The LOCALITY project will run for four years. 27 partners from 12 countries will develop circular and sustainable value chains and connect industrial players to develop new algae-based products for the market. And they must do this in a way that protects and restores aquatic ecosystems.
− We say that the project will carry out circular alchemy, through innovative use of excess nutrients in what we call problem water − wastewater - and over-fertilized sea areas such as the Baltic Sea, says NIVA's managing director Pål Molander.
There are two essential reasons why NIVA is ready to take the lead in the cultivation of microalgae: One is that, together with the University of Oslo, we have a large algae collection, NORCCA, which we have been building up since the 1960s.
− The collection is worth its weight in gold. It contains more than 2000 species.
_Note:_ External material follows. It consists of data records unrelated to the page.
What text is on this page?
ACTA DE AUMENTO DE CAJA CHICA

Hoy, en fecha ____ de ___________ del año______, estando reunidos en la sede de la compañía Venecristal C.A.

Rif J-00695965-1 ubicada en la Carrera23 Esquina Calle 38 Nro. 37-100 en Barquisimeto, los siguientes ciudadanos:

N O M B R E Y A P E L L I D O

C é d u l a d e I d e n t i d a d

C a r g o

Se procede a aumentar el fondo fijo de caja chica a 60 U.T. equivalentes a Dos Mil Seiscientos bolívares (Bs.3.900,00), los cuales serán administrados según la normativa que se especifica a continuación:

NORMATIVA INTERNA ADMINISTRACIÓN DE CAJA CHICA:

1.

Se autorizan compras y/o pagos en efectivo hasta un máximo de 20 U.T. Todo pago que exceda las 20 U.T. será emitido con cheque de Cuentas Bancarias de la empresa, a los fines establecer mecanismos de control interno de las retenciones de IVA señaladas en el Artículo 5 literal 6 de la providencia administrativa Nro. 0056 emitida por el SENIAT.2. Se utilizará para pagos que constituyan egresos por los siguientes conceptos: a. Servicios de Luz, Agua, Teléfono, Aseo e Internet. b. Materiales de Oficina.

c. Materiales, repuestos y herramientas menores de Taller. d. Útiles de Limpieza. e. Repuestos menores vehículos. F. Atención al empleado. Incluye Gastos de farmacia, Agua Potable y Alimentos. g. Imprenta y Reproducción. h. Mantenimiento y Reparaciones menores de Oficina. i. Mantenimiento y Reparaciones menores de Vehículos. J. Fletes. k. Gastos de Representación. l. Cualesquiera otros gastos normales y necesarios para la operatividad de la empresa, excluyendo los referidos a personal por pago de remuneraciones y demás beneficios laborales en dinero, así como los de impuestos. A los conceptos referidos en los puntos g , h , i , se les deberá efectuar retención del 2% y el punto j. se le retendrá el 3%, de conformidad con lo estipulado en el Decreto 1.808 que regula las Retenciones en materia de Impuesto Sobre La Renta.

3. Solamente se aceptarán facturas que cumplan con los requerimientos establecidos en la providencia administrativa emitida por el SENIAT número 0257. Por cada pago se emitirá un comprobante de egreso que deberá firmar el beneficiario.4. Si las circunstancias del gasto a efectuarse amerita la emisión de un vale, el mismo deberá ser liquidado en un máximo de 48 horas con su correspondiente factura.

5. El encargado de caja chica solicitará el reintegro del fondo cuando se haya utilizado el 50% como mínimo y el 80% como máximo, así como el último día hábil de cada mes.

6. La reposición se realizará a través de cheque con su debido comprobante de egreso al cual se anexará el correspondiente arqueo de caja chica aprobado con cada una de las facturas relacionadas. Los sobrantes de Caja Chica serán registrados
Now is the time to put it to use together with industry and enable value creation, says director of research at NIVA, Mari Moren.
The other important reason why NIVA can assume the role of microalgae pioneer is that the institute has pilot cultivation facilities in NIVA's Solbergstrand station.
− So far we have carried out many environmental studies using our algae samples.It is not until now that we exploit them commercially, says project manager Costa.
What makes microalgae more interesting than higher plants is that they reproduce themselves, and this at a high rate.
− This means that we can grow algae at a high pace. When we also know that they can be used for many different products, we believe that this project will create new, environmentally friendly opportunities for the partners who participate, says Costa.
Economy is the bottleneck
As with other innovations, the economy is a bottleneck for microalgae farming.
− While we have been working on breeding higher plants for many years, this is a new area. Spirulina, which is used in food, is an exception. We started cultivating this alga in the last century and we are still optimizing it.
To speed up the cultivation, the researchers will optimize the growth conditions. In LOCALITY, the strain selection and culture optimization will be tailored to suit the downstream use, i.e. the properties needed for the algae to be a high value resource in disticnt value chains.
− Microalgae cultivation requires expertise, which drives up costs and leads to the cultivation taking place in countries where labor is less expensive. Funded by the EU, the LOCALITY project will optimise microalgae cultivation and harvest seaweed in the North Sea and in the Baltic countries, all grown in ways to reduce the surplus of nutrients in different water bodies. We won’t stop at there, but also develop business plans, explore the market opportunities for each of our products and launch them on the market, concludes Costa.